WALDKINDERGÄRTEN
Immer mehr Kleinkinder werden pädagogisch im Freien betreut
Sie waren eine exotische Randerscheinung -und das ist noch nicht allzu lange her. Seit 1993 in Flensburg der erste deutsche Waldkindergarten staatlich anerkannt wurde, ist die Zahl der waldpädagogisch orientierten Betreuungseinrichtungen rasant gestiegen: Inzwischen gibt es bundesweit etwa 700 Waldkindergärten. "Die Pionierarbeit ist geleistet", sagt Maria-Luise Sander, Vorsitzende des Bundesverbandes der Natur- und Waldkindergärten in Deutschland, "unsere Kindergärten sind ein fester Bestandteil des Betreuungsangebotes geworden".
Bereits vor über 30 Jahren wurden in Dänemark Kinder rund vier Stunden täglich aus-schließlich im Freien, meist im Wald, betreut. Die Natur und ihre Materialien sind das Spiel- und Erlebnisumfeld der Kinder. Nur bei extremer Witterung wird eine Notunterkunft, ein Unterstand oder ein Bauwagen, aufgesucht. Auch in Waldkindergärten wird gesungen, erzählt, gebastelt, geklettert und gespielt. Aber es gibt kein vorgefertigtes Spielzeug. Die Kinder nutzen das, was sie in der Natur finden: Den Baum als Klettergerüst, den Waldboden als Malfläche, ein Stück Rinde und ein paar Kastanien als Spielfigur. Das Kindergartenjahr wird bestimmt vom Rhythmus der Natur. Kommt zusätzliches Material zum Einsatz, so muss der Zusammenhang zum Lebensraum Natur hergestellt werden, um den nachhaltigen Umgang mit den Ressourcen zu lehren. "Wenn wir mit Papier basteln", erläutert Maria-Luise Sander, "dann sprechen wir darüber, woher das Papier kommt und wie es hergestellt wird. Im besten Falle schöpfen wir selbst Papier."
Auch für Waldkindergärten gelten die Bildungsrichtlinien der Länder. Probleme gibt es selten."Gerade die Sprachförderung kann in der Natur sehr gut umgesetzt werden", sagt Maria-Luise Sander, selbst lange Jahre Leiterin eines Waldkindergartens, "das Spielen mit den Naturmaterialien erfordert nicht nur Phantasie, sondern auch sehr viel Kommunikation, um andere daran teilhaben zu lassen." Entsprechend hätten die Kinder aus Waldkindergärten im Vergleich zu anderen bei der Einschulung eher Vorteile als Defizite, so Sander.

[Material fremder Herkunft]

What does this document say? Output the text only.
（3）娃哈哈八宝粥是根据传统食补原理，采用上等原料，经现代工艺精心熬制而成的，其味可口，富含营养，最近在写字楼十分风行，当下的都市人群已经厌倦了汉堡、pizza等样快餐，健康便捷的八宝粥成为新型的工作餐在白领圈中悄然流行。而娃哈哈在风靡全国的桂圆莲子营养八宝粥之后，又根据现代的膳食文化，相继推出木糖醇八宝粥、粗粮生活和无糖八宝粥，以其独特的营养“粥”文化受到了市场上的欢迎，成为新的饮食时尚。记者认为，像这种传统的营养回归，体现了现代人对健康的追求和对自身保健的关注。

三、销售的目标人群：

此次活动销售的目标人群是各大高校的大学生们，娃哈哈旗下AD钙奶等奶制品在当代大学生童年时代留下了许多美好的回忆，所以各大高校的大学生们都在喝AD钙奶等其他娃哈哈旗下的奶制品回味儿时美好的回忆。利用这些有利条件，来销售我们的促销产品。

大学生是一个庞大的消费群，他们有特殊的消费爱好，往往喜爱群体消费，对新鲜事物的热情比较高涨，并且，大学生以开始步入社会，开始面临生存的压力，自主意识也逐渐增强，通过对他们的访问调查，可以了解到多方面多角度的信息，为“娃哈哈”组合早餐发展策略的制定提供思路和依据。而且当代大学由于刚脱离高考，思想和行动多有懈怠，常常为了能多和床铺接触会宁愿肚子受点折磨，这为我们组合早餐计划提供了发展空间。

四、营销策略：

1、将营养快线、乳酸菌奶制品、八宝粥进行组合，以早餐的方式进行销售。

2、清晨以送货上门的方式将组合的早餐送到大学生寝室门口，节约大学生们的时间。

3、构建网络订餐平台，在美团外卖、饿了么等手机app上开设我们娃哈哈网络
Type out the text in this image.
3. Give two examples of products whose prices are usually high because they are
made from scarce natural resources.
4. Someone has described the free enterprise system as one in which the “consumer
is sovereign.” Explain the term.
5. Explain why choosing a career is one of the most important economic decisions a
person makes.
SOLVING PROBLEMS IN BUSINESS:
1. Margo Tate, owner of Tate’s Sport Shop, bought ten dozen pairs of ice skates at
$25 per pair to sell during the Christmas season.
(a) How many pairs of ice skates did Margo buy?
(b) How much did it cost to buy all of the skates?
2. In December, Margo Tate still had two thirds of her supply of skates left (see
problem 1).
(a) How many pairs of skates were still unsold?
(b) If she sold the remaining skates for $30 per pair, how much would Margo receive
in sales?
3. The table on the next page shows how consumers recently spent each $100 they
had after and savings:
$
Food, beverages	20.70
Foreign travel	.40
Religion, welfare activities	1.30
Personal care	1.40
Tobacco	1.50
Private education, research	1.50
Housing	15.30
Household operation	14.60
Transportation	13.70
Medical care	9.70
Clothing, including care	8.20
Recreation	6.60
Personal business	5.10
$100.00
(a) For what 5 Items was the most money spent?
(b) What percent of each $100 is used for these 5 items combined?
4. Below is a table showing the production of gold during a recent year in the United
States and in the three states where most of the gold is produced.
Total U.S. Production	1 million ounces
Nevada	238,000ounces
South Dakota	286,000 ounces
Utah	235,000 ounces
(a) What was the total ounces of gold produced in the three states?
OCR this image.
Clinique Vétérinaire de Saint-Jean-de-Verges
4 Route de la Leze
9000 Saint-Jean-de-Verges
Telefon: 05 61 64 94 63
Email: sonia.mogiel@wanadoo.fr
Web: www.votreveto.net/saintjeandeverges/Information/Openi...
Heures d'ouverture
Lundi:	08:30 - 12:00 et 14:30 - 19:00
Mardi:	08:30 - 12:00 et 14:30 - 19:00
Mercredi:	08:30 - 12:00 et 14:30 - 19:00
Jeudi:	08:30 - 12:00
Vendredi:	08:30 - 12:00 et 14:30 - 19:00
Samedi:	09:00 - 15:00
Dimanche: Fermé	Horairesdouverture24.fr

Bundesweit einheitliche Vorgaben zur Gründung von Waldkindergärten gibt es nicht. Die Erteilung der Betriebserlaubnis fällt in die Zuständigkeit der Landesjugendämter. Sie überprüfen die Einhaltung der Vorschriften und legen den Betreuungsschlüssel fest. Die Gruppengröße ist bei Waldkindergärten im Allgemeinen auf maximal 15 bis 20 Kinder beschränkt. "Jede Einrichtung ist eine Art Individuum", sagt Maria-Luise Sander, "wir stehen bei der Gründung mit Rat und Tat zur Verfügung, die Ausgestaltung des Konzepts ist aber immer Sache der Initiatoren." Noch, so Sander, ist Skandinavien Vorbild in der Waldpädagogik. Aber in Deutschland bewegt sich viel: Zur Zeit entstehen die ersten waldpädagogischen Einrichtungen zur Hortbetreuung.